Hervé Poncharal l’a expliqué à maintes reprises; Alex Rins refuse de négocier avec les teams satellites et n’entend que signer avec une usine. Or des usines, à ce jour, il n’en reste plus beaucoup; une place chez Ktm aux côtés de Bradley Smith, une place chez Aprilia comme coéquipier de Sam Lowes, et, étant entendu que Marc Marquez va prolonger chez Honda, un place chez Suzuki avec Andrea Iannone.

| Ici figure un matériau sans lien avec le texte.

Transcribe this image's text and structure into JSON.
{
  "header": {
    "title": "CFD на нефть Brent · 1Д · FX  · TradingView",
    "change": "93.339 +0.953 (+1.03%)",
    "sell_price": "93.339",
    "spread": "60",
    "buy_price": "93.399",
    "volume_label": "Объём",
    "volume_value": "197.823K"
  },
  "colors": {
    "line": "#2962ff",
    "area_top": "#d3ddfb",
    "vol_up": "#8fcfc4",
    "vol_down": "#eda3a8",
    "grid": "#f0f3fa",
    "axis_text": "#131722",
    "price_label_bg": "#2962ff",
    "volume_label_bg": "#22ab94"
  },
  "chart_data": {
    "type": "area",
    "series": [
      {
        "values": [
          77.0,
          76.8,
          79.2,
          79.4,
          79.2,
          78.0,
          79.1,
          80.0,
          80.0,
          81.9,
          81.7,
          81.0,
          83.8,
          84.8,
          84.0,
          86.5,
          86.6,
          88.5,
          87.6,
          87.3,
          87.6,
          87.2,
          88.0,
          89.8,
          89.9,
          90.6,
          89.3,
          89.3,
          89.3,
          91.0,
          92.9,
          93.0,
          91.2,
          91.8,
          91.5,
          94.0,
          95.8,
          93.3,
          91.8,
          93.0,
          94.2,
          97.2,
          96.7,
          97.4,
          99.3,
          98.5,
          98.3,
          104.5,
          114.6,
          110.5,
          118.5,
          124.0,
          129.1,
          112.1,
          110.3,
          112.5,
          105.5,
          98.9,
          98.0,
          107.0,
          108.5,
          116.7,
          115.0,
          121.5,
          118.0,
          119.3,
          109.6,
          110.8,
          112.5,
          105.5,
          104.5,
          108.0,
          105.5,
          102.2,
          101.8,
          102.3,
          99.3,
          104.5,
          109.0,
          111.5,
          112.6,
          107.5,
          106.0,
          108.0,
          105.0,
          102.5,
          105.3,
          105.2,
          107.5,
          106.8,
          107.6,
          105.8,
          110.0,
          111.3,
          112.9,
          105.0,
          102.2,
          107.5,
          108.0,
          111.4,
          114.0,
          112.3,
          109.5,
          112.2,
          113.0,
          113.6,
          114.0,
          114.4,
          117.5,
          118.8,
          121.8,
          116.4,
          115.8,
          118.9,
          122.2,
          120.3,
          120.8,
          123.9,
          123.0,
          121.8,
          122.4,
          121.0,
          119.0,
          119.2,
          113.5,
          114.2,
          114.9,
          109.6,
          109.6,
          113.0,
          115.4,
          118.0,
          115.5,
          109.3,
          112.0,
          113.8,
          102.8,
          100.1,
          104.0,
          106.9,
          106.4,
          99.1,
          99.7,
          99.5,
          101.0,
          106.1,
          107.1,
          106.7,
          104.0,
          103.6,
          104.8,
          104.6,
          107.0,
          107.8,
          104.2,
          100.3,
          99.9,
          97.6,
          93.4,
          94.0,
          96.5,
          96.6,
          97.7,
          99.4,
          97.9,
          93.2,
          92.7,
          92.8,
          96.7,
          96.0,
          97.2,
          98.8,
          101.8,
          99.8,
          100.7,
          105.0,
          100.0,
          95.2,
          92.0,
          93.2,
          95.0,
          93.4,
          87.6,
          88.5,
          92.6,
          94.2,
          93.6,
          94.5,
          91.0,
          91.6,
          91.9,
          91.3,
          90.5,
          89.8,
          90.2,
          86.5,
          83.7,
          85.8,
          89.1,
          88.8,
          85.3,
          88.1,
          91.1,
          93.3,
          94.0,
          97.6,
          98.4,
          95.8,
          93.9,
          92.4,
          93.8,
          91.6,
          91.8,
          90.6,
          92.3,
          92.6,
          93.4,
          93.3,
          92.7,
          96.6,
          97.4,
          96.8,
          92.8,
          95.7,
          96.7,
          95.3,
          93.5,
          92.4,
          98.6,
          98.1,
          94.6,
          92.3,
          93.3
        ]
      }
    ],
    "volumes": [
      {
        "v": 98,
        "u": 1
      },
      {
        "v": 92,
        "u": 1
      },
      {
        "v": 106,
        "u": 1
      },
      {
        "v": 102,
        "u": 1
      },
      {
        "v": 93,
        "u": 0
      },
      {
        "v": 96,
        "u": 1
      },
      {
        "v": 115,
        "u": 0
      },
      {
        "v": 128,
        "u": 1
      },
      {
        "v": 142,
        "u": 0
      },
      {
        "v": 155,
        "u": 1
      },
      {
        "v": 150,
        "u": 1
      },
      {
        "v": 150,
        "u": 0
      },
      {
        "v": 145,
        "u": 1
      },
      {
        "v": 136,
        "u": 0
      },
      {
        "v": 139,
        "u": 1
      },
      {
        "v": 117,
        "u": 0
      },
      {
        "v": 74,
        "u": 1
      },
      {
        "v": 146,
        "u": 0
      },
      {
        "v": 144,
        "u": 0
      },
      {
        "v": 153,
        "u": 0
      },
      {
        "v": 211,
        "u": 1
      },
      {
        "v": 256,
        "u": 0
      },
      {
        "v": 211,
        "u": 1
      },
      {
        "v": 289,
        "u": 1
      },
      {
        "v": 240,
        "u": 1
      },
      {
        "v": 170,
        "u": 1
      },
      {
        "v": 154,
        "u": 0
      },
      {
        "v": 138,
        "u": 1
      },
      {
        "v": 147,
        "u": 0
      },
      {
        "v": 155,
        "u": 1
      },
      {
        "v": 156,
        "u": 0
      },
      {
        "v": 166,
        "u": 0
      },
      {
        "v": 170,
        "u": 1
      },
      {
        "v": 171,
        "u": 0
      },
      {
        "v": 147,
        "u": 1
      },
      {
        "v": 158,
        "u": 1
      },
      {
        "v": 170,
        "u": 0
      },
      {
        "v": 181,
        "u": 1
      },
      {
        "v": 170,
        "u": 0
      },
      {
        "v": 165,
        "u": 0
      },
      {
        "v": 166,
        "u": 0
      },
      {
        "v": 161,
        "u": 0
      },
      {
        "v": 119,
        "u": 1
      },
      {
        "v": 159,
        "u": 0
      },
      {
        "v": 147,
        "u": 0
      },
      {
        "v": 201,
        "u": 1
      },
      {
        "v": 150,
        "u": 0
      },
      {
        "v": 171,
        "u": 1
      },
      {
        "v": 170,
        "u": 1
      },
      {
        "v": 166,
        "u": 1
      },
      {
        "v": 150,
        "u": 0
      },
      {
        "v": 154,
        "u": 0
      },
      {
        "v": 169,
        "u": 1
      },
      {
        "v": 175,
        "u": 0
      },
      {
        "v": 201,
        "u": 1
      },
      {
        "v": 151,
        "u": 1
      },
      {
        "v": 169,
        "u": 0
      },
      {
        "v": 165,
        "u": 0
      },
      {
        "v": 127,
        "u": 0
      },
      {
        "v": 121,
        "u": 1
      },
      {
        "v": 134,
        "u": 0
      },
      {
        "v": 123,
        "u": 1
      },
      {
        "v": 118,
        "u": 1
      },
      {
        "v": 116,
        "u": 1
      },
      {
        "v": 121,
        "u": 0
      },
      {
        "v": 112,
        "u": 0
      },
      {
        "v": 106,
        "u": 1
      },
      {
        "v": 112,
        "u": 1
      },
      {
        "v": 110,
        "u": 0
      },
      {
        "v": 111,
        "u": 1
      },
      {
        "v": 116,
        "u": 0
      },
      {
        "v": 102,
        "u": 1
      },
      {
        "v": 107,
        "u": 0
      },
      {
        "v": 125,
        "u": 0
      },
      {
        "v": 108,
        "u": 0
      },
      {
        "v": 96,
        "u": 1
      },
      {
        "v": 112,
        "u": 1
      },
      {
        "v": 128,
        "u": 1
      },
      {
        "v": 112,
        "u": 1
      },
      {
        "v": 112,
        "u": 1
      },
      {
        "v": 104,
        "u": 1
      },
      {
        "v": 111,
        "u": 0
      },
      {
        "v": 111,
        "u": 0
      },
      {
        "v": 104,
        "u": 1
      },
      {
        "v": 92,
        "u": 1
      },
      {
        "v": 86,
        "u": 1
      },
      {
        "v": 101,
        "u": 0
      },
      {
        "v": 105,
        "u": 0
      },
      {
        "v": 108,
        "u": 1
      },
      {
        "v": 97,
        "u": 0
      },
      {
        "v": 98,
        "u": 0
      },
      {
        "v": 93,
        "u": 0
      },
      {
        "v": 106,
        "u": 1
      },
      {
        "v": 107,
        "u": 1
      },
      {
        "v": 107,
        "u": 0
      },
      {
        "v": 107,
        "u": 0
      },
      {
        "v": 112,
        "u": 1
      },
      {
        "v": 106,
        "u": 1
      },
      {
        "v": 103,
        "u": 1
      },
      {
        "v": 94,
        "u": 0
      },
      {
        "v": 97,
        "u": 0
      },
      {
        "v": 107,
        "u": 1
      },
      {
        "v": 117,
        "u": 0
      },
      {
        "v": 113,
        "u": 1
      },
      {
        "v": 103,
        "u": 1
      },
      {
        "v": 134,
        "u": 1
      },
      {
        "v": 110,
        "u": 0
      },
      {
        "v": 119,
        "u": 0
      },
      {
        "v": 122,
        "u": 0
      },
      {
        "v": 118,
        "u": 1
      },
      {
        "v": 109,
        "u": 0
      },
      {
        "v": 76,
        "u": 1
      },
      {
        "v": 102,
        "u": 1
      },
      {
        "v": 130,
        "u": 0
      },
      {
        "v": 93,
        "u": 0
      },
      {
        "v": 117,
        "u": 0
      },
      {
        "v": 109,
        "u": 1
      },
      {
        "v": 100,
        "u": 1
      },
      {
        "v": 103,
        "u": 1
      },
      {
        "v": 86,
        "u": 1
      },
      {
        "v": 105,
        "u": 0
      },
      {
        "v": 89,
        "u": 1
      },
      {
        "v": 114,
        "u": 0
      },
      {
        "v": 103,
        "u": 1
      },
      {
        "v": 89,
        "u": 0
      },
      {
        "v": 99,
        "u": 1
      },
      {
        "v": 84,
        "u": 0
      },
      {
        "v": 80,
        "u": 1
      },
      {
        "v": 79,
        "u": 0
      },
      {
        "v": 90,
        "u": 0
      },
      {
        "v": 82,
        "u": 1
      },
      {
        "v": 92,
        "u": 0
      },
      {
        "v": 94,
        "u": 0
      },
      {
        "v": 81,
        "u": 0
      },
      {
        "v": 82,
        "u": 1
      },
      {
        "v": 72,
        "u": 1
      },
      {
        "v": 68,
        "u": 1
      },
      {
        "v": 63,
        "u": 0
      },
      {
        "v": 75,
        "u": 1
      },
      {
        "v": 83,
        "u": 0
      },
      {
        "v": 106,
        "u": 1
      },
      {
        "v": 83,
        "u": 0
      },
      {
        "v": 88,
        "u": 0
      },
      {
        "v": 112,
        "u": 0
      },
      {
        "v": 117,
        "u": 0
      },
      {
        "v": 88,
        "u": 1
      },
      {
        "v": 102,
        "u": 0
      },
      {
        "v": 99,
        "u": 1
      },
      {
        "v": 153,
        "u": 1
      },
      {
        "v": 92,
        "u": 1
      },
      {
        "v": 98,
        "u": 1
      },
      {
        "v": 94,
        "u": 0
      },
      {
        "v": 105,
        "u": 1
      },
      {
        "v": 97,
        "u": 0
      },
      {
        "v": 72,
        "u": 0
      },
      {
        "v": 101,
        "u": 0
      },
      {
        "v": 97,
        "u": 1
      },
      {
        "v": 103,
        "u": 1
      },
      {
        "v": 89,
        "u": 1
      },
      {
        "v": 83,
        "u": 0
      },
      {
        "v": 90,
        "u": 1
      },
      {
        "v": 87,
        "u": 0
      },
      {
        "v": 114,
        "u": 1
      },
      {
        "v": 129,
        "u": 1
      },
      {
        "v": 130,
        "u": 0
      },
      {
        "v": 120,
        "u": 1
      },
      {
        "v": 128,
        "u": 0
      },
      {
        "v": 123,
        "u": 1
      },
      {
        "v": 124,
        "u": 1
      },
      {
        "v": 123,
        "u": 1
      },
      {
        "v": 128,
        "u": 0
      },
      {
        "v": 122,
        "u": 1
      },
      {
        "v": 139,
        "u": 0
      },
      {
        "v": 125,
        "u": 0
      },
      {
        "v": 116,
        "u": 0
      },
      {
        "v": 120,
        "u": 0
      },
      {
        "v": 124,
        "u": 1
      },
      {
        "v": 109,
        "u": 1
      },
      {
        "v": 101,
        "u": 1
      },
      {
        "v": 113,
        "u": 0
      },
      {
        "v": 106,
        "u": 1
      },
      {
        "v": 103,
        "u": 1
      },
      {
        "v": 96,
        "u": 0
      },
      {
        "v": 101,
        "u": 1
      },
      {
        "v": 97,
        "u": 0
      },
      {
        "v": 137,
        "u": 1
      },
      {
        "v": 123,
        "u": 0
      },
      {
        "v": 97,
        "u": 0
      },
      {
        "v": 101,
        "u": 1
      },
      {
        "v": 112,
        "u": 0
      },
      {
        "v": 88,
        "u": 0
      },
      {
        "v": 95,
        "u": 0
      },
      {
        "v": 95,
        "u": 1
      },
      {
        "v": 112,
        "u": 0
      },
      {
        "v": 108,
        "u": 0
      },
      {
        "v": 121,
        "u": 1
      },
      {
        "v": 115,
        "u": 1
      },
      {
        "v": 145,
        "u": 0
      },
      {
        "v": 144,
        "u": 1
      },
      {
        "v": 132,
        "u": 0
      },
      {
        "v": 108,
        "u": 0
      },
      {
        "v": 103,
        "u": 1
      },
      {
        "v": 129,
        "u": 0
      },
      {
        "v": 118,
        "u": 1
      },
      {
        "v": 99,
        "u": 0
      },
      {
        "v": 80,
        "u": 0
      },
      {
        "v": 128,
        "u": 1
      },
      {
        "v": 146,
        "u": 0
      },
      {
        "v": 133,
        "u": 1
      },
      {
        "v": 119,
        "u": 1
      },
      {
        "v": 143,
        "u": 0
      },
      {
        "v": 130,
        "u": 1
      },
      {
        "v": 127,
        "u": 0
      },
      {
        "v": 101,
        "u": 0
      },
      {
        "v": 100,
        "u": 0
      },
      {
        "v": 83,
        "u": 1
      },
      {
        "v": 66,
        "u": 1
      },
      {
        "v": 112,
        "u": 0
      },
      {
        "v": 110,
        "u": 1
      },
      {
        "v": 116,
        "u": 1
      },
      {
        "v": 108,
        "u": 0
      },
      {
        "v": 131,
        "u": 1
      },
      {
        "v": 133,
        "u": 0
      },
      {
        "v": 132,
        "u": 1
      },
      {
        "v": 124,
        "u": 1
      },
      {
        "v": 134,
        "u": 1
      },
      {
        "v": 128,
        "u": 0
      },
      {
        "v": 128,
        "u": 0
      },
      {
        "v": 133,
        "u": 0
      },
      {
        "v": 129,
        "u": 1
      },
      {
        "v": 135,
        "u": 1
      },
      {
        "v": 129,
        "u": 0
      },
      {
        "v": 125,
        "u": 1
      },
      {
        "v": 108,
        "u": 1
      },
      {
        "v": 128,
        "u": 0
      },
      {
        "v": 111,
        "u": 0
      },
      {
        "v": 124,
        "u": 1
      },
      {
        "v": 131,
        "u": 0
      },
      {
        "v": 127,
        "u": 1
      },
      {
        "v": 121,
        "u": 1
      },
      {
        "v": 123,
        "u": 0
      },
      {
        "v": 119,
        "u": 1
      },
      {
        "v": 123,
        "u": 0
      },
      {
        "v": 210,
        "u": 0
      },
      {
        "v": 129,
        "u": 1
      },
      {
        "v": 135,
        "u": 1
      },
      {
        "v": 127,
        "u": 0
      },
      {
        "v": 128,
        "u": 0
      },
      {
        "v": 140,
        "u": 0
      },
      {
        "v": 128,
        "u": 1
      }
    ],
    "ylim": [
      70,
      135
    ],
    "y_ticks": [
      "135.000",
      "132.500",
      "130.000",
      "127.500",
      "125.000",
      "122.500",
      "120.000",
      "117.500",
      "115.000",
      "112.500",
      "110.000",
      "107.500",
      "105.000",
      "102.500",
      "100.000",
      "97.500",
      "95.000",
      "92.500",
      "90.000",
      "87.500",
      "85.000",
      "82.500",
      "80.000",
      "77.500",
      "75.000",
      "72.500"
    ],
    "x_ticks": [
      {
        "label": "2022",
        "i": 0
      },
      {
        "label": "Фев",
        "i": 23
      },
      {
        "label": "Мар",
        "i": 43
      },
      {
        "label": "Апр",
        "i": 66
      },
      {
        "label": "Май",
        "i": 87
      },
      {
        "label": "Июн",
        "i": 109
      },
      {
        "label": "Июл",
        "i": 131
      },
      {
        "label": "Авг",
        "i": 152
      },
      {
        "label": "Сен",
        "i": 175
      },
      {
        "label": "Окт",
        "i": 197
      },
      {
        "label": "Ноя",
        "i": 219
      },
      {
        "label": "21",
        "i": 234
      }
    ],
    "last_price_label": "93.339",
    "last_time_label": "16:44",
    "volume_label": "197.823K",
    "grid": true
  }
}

Malgré une offre de KTM, c’est bien évidemment cette opportunité japonaise que convoite le pilote espagnol, et, selon les dernières rumeurs, il aurait d’assez bonnes chances de l’obtenir. Peut-être même dès ce week-end…

Si cela se confirmait, on imagine bien la déception d’Aleix Espargaro, fidèle soldat d’Hamamatsu qui n’a aucunement démérité, en particulier en inscrivant 42 points cette année, contre 49 à celui que tout le monde s’est arraché; Maverick Vinales.

Si l’on en croit le site espagnol planetadeporte, ce n’est d’ailleurs pas Suzuki qui mettrait à la porte le pilote de Granolers, mais bien Davide Brivio, qui n’est évidement pas insensible à la jeunesse et aux statistiques impressionnantes d’Alex Rins qui lui permettraient d’envisager l’avenir sereinement.

Un Davide Brivio qui diverge encore sur les sstratégies de l’usine Suzuki, en souhaitant aligner au moins une moto satellite, ne serait-ce que pour Johann Zarco (“nous avons une option si nous voulons l’utiliser dans le futur”), que ce soit chez LCR (mais apparemment le team monégasque n’est guère intéressé et reste fidèle à Honda) ou éventuellement dans un team Aspar en recherche de soutien…

Mais là encore Hamamatsu freine des deux pieds pour 2017, bien qu’il ait été évoqué par le passé une obligation, si une demande en était faite.